A new study has raised serious concerns about the safety of ChatGPT Health, warning that the AI tool often fails to identify medical emergencies and may provide reassurance when urgent care is needed.
The feature, introduced by OpenAI earlier this year for limited users, is designed to connect medical records and wellness data to generate health guidance. Researchers conducting the first independent safety evaluation found the system recommended lower levels of care than necessary in more than half of emergency scenarios.
The study, published in Nature Medicine, tested the platform using 60 realistic patient cases ranging from minor illnesses to life-threatening conditions. Medical specialists determined the appropriate level of care for each case, and the AI’s responses were compared against those clinical assessments.
While the system correctly identified clear-cut emergencies such as stroke and severe allergic reactions, it struggled in more complex situations. In one example, it advised a patient with signs of respiratory failure to wait instead of seeking urgent treatment.
Researchers found that in 51.6 percent of cases requiring immediate hospital care, the system recommended staying home or arranging a routine appointment. Experts warned such guidance could create a false sense of security and potentially lead to serious harm.

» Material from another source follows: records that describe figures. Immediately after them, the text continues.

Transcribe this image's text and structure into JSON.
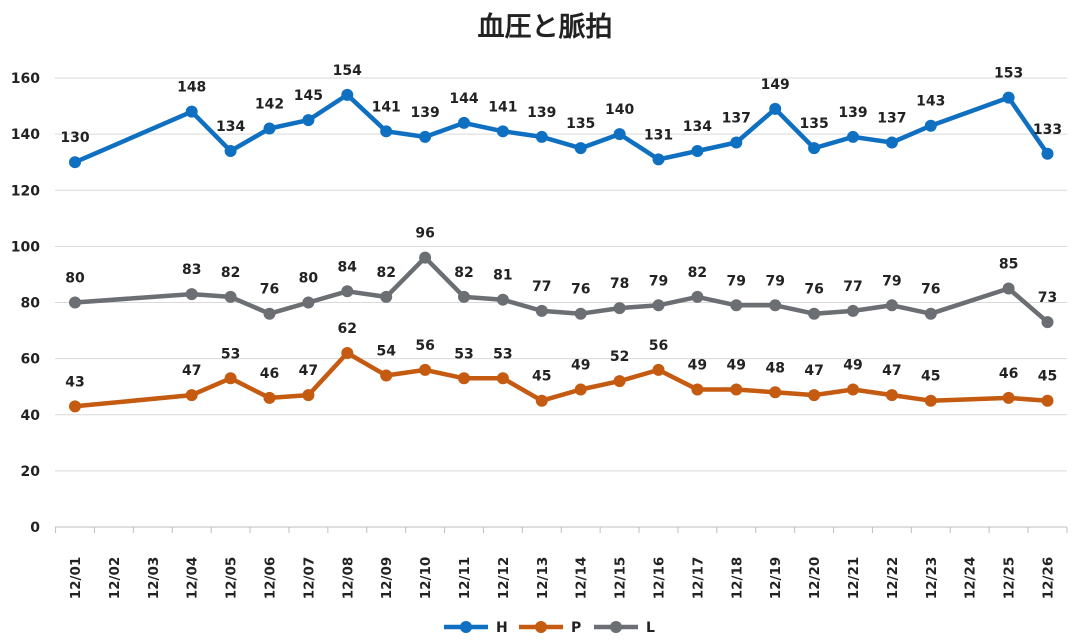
{
  "chart_data": {
    "type": "line",
    "title": "血圧と脈拍",
    "xlabel": "",
    "ylabel": "",
    "ylim": [
      0,
      160
    ],
    "yticks": [
      0,
      20,
      40,
      60,
      80,
      100,
      120,
      140,
      160
    ],
    "categories": [
      "12/01",
      "12/02",
      "12/03",
      "12/04",
      "12/05",
      "12/06",
      "12/07",
      "12/08",
      "12/09",
      "12/10",
      "12/11",
      "12/12",
      "12/13",
      "12/14",
      "12/15",
      "12/16",
      "12/17",
      "12/18",
      "12/19",
      "12/20",
      "12/21",
      "12/22",
      "12/23",
      "12/24",
      "12/25",
      "12/26"
    ],
    "legend_position": "bottom",
    "grid": "horizontal",
    "series": [
      {
        "name": "H",
        "color": "#0f6fc0",
        "values": [
          130,
          null,
          null,
          148,
          134,
          142,
          145,
          154,
          141,
          139,
          144,
          141,
          139,
          135,
          140,
          131,
          134,
          137,
          149,
          135,
          139,
          137,
          143,
          null,
          153,
          133
        ]
      },
      {
        "name": "P",
        "color": "#c55a11",
        "values": [
          43,
          null,
          null,
          47,
          53,
          46,
          47,
          62,
          54,
          56,
          53,
          53,
          45,
          49,
          52,
          56,
          49,
          49,
          48,
          47,
          49,
          47,
          45,
          null,
          46,
          45
        ]
      },
      {
        "name": "L",
        "color": "#6b6e72",
        "values": [
          80,
          null,
          null,
          83,
          82,
          76,
          80,
          84,
          82,
          96,
          82,
          81,
          77,
          76,
          78,
          79,
          82,
          79,
          79,
          76,
          77,
          79,
          76,
          null,
          85,
          73
        ]
      }
    ]
  }
}
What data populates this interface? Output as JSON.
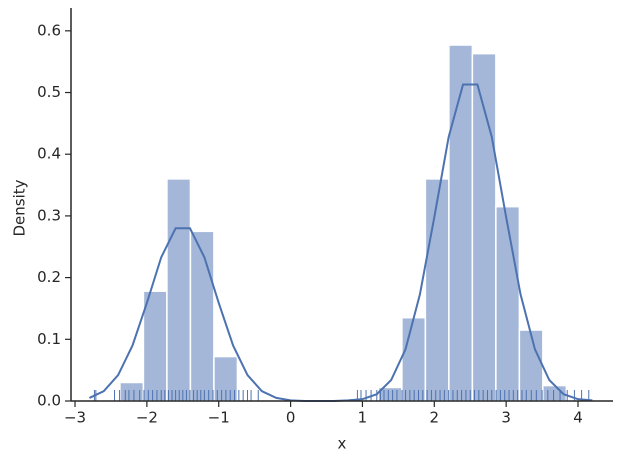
{
  "chart_data": {
    "type": "histogram",
    "xlabel": "x",
    "ylabel": "Density",
    "bins": [
      -2.375,
      -2.048,
      -1.721,
      -1.394,
      -1.067,
      -0.74,
      -0.413,
      -0.086,
      0.241,
      0.568,
      0.895,
      1.222,
      1.549,
      1.876,
      2.203,
      2.53,
      2.857,
      3.184,
      3.511,
      3.838
    ],
    "counts": [
      0.03,
      0.178,
      0.36,
      0.275,
      0.072,
      0,
      0,
      0,
      0,
      0,
      0,
      0.022,
      0.135,
      0.36,
      0.577,
      0.563,
      0.315,
      0.115,
      0.025
    ],
    "bar_color": "#a4b7d8",
    "kde": {
      "color": "#4c72b0",
      "x": [
        -2.8,
        -2.6,
        -2.4,
        -2.2,
        -2.0,
        -1.8,
        -1.6,
        -1.4,
        -1.2,
        -1.0,
        -0.8,
        -0.6,
        -0.4,
        -0.2,
        0,
        0.2,
        0.4,
        0.6,
        0.8,
        1.0,
        1.2,
        1.4,
        1.6,
        1.8,
        2.0,
        2.2,
        2.4,
        2.6,
        2.8,
        3.0,
        3.2,
        3.4,
        3.6,
        3.8,
        4.0,
        4.2
      ],
      "y": [
        0.005,
        0.016,
        0.042,
        0.09,
        0.159,
        0.233,
        0.28,
        0.28,
        0.233,
        0.159,
        0.09,
        0.042,
        0.016,
        0.005,
        0.001,
        0,
        0,
        0,
        0.001,
        0.003,
        0.011,
        0.034,
        0.084,
        0.173,
        0.298,
        0.428,
        0.513,
        0.513,
        0.428,
        0.298,
        0.173,
        0.084,
        0.034,
        0.011,
        0.003,
        0.001
      ]
    },
    "rug": {
      "color": "#4c72b0",
      "x": [
        -2.73,
        -2.71,
        -2.45,
        -2.38,
        -2.3,
        -2.25,
        -2.18,
        -2.1,
        -2.04,
        -1.98,
        -1.92,
        -1.86,
        -1.8,
        -1.75,
        -1.7,
        -1.65,
        -1.6,
        -1.55,
        -1.5,
        -1.45,
        -1.4,
        -1.35,
        -1.3,
        -1.25,
        -1.2,
        -1.14,
        -1.08,
        -1.02,
        -0.96,
        -0.9,
        -0.84,
        -0.78,
        -0.72,
        -0.66,
        -0.6,
        -0.55,
        -0.45,
        0.93,
        0.98,
        1.05,
        1.12,
        1.2,
        1.25,
        1.3,
        1.36,
        1.42,
        1.48,
        1.55,
        1.6,
        1.66,
        1.72,
        1.78,
        1.84,
        1.9,
        1.96,
        2.02,
        2.08,
        2.14,
        2.2,
        2.26,
        2.32,
        2.38,
        2.44,
        2.5,
        2.56,
        2.62,
        2.68,
        2.74,
        2.8,
        2.86,
        2.92,
        2.98,
        3.04,
        3.1,
        3.16,
        3.22,
        3.28,
        3.35,
        3.42,
        3.5,
        3.58,
        3.66,
        3.75,
        3.85,
        3.95,
        4.05,
        4.15
      ]
    },
    "xlim": [
      -3.056,
      4.487
    ],
    "ylim": [
      0,
      0.637
    ],
    "xticks": [
      {
        "value": -3,
        "label": "−3"
      },
      {
        "value": -2,
        "label": "−2"
      },
      {
        "value": -1,
        "label": "−1"
      },
      0,
      1,
      2,
      3,
      4
    ],
    "yticks": [
      {
        "value": 0,
        "label": "0.0"
      },
      0.1,
      0.2,
      0.3,
      0.4,
      0.5,
      0.6
    ]
  }
}
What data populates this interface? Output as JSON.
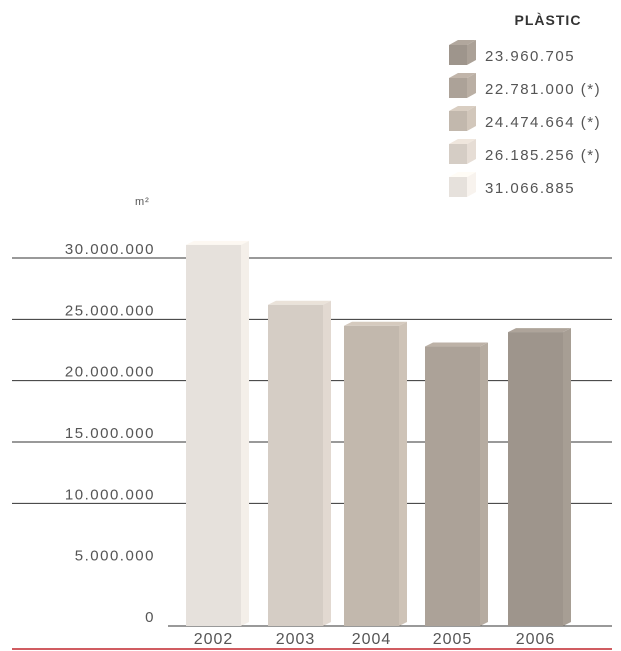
{
  "chart_data": {
    "type": "bar",
    "title": "PLÀSTIC",
    "ylabel": "m²",
    "categories": [
      "2002",
      "2003",
      "2004",
      "2005",
      "2006"
    ],
    "values": [
      31066885,
      26185256,
      24474664,
      22781000,
      23960705
    ],
    "legend": [
      {
        "label": "23.960.705",
        "color": "#9e958c"
      },
      {
        "label": "22.781.000 (*)",
        "color": "#aca298"
      },
      {
        "label": "24.474.664 (*)",
        "color": "#c2b8ad"
      },
      {
        "label": "26.185.256 (*)",
        "color": "#d5cdc5"
      },
      {
        "label": "31.066.885",
        "color": "#e6e1dc"
      }
    ],
    "bar_colors": [
      "#e6e1dc",
      "#d5cdc5",
      "#c2b8ad",
      "#aca298",
      "#9e958c"
    ],
    "yticks": [
      "0",
      "5.000.000",
      "10.000.000",
      "15.000.000",
      "20.000.000",
      "25.000.000",
      "30.000.000"
    ],
    "ylim": [
      0,
      30000000
    ],
    "grid": true,
    "legend_position": "top-right",
    "baseline_color": "#c0272d"
  }
}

The evaluation also highlighted concerns about how the system responds to mental health crises. When a simulated patient expressed suicidal thoughts, emergency support prompts appeared consistently. However, when routine lab results were added to the same scenario, the crisis alert failed to appear in repeated tests.
Specialists say the findings underscore the need for stronger safety standards, independent oversight, and clearer safeguards before such tools are widely used for medical guidance. OpenAI stated that the study does not reflect typical real-world use and emphasized that the system continues to be updated and improved.